There’s no better way to connect with your audience than to share content that is relatable. SoulCycle taps into this by leaning on authentic tweets and comments from their own members. Here is a content theme based on user-generated content (UGC).
Connection + Images + Heartfelt Letters from the CEO
SoulCycle has implemented many campaigns to unify their audience — I always look forward to their annual Pride campaign which champions diversity as one of their values. But SoulCycle also humanizes their brand by frequently sharing letters from their CEO, Melanie Whelan, on Instagram, their website, via email, etc. She writes to introduce campaigns, express gratitude for company milestones, celebrate holidays, and even address controversy.

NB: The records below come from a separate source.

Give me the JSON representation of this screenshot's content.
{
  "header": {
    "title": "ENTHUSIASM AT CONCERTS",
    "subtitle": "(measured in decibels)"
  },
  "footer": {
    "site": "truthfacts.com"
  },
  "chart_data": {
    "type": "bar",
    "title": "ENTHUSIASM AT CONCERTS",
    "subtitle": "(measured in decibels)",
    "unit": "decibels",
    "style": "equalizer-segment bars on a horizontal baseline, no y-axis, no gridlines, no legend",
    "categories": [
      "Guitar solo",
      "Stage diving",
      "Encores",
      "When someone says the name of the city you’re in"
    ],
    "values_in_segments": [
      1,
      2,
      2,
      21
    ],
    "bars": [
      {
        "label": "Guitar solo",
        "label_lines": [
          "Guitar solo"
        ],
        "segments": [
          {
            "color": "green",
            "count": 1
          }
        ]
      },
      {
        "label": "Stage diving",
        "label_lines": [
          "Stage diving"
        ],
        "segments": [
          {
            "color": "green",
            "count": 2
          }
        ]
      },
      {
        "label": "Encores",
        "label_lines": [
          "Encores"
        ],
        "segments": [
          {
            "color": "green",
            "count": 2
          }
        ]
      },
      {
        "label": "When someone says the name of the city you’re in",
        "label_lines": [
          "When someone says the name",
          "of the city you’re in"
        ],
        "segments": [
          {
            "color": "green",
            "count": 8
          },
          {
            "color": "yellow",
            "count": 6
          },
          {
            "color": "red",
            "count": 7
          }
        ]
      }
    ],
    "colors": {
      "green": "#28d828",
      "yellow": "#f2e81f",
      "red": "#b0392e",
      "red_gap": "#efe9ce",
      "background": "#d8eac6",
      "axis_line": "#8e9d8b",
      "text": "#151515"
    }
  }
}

Educational + Long-Form Blog Posts + 360 Degree Style
While you can definitely develop educational content on social media, a blog on your website is one of the most powerful ways to add value for your audience. SoulCycle’s blog is multi-dimensional with categories focused on inspiration, food, wellness, art, and style.
The SoulStyle section is my favorite, as they do not solely focus on promoting SoulCycle’s retail line. Rather than shouting promotions or push the hard sell, SoulCycle chooses to serve their audience. This blog category offers helpful advice on everything from seasonal fashion, skincare products, haircare, travel, and gift ideas.
Promotional + Short-Form Video + Animated New Studio Teasers
As SoulCycle expands, they build excitement on Instagram with animated teasers announcing their new studios coming soon. While they promote a new studio, they also serve as special shout-outs to cities and their residents and future members. These posts create camaraderie before they even open their doors.
A content marketing strategy is much easier to execute when you have a plan. Once you take the time to develop these themes using the content formula, they will become the gifts that keep on giving! They lay a foundation that fosters connection, brand awareness, and value, while also lending themselves to reinvention over time.
Start looking at brands you follow to see if you can identify their own application of the content formula. Then, try implementing it yourself!